Take a preventative supplement like Travelan

Travelan is a natural probiotic and over-the-counter product that helps reduce the risk of traveller’s diarrhoea. You can start taking it two weeks before your trip to help your guts get into top shape and stock up on bacteria-fighting antibodies before you arrive.  

What to do if you get Bali belly

So you’ve been struck down with a (hopefully not severe) case of Bali belly. Firstly, welcome to the club and secondly, we’ve got you. Here’s what you can do to soften the blow.  

Take activated charcoal tablets

You’ll want to stock up on these before you leave or when you arrive so you can take them as soon as symptoms of Bali belly start rumbling.
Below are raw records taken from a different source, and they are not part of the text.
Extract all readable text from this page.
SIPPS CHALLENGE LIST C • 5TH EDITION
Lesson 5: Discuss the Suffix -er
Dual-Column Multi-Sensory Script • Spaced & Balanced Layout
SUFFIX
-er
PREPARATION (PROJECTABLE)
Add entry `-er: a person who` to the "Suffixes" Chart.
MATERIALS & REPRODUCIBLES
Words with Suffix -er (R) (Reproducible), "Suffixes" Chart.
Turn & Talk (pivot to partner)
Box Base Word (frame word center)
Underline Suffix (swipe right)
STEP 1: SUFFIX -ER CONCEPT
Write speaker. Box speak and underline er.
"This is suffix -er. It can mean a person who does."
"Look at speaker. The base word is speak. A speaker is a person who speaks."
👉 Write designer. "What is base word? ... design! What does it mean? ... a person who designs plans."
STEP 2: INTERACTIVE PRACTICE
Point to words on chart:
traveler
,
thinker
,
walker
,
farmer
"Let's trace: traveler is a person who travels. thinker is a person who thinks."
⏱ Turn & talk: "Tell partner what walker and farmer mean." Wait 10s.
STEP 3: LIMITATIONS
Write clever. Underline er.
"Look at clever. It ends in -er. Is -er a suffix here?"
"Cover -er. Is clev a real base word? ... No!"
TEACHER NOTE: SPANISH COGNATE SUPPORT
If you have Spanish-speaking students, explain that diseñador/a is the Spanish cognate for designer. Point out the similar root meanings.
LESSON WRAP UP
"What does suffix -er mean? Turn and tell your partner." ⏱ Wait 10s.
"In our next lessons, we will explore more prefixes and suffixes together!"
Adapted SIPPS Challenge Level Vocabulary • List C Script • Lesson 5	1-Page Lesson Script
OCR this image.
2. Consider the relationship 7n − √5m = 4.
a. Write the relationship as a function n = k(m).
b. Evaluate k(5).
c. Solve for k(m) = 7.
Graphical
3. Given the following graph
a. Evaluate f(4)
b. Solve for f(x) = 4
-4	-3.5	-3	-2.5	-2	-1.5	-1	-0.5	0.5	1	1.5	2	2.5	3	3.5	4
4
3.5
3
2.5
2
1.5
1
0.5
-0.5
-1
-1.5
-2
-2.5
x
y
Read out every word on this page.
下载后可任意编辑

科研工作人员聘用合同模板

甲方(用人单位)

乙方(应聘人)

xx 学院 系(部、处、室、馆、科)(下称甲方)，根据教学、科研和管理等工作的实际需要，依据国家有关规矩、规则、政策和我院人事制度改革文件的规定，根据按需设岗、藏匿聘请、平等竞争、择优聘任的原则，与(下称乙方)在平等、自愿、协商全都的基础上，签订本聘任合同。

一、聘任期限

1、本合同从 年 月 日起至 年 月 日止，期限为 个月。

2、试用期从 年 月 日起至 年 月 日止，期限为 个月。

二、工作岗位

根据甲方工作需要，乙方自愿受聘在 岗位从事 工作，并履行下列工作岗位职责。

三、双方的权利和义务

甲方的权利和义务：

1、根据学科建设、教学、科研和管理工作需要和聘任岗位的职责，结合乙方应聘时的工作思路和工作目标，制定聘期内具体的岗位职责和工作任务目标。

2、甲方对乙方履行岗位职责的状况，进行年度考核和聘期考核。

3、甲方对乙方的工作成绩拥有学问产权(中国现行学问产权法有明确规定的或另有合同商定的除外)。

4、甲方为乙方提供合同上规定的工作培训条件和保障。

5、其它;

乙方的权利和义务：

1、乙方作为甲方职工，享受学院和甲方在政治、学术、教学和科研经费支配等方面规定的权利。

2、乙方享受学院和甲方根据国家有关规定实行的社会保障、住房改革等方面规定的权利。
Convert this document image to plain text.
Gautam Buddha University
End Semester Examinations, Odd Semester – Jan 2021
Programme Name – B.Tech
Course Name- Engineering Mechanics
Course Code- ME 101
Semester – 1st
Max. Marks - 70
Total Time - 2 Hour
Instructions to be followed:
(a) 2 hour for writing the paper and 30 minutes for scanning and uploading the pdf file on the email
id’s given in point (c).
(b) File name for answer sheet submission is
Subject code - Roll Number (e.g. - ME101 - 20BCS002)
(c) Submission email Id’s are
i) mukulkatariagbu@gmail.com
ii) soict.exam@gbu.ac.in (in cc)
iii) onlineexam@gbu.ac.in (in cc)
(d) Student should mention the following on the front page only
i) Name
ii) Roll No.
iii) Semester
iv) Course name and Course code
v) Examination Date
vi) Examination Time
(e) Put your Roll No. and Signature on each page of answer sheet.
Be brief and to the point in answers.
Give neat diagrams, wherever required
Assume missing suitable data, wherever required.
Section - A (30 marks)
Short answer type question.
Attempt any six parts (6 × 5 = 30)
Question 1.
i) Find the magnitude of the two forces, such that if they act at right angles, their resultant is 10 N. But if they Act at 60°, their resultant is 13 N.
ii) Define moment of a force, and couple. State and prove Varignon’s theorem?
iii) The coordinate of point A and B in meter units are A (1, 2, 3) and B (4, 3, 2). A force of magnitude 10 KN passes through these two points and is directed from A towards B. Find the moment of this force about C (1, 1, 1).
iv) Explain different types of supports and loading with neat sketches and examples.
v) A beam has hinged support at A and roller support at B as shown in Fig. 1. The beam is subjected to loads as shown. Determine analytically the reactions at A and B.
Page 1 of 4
We recommend Norit, a local charcoal tablet stocked in most supermarkets, pharmacies (apotek in Indonesian) and mini-marts like Circle K. Charcoal may help to absorb toxins in your body and it may lessen the severity of Bali belly and recovery time. A word of warning though, these tablets often sell out in busy places, so if you don’t want to run the gauntlet, take some with you.  

Photo by Uwe Aranas

Stay hydrated

Yes, we know this is hard when you’re struggling to keep anything down or in, but it’s extremely important to stay hydrated. Bali belly can be fatal and that is largely due to dehydration.

Level up your hydration efforts if you get sick: drink coconut water, add salt or lime to your water for extra minerals and power through the gift that is Pocari Sweat, a popular drink in Bali packed with electrolytes. Remember sugary drinks can worsen dehydration. You can also follow the locals' lead and try a tea like ginger and turmeric with honey and coconut oil, or peppermint and ginger.  

If you really can’t keep your liquids in, don’t hesitate to hit up an intravenous rehydration service like The Dose or Prime Plus Medical. Their IV infusions are administered by medical professionals and they can bring the service to your accommodation.

Don’t put off seeing a doctor or going to the hospital if symptoms are worsening or if you are worried about dehydration. And seek immediate medical assistance if there is blood or mucus in your stools, severe abdominal pain or prolonged high fever.  

Avoid alcohol, caffeine and rich foods

We’d be surprised if you were craving a Bintang while trying to get through an episode of Bali belly. But a gentle reminder to skip the booze while you’re getting through this explosive time. The same goes for caffeinated drinks, dairy products and spicy or rich foods. All of these things can cause further bloating, dehydration and stomach unrest.

While you’re waiting for things to die down, stick to plain foods: porridge, vegetable broths or soups (a good excuse to eat heaps of cap cay), bananas, plain rice, bread and crackers. When symptoms are less severe, fresh juice (of which there is no shortage of in Bali) is another good option.  

Rest up

Spending half your holiday in your hotel room (or stuck on the toilet) isn’t ideal. But you’ll need a solid chunk of rest and rehydration to get out the other side of this. Get the aircon pumping and find a good series to watch in bed until you’re back on your feet.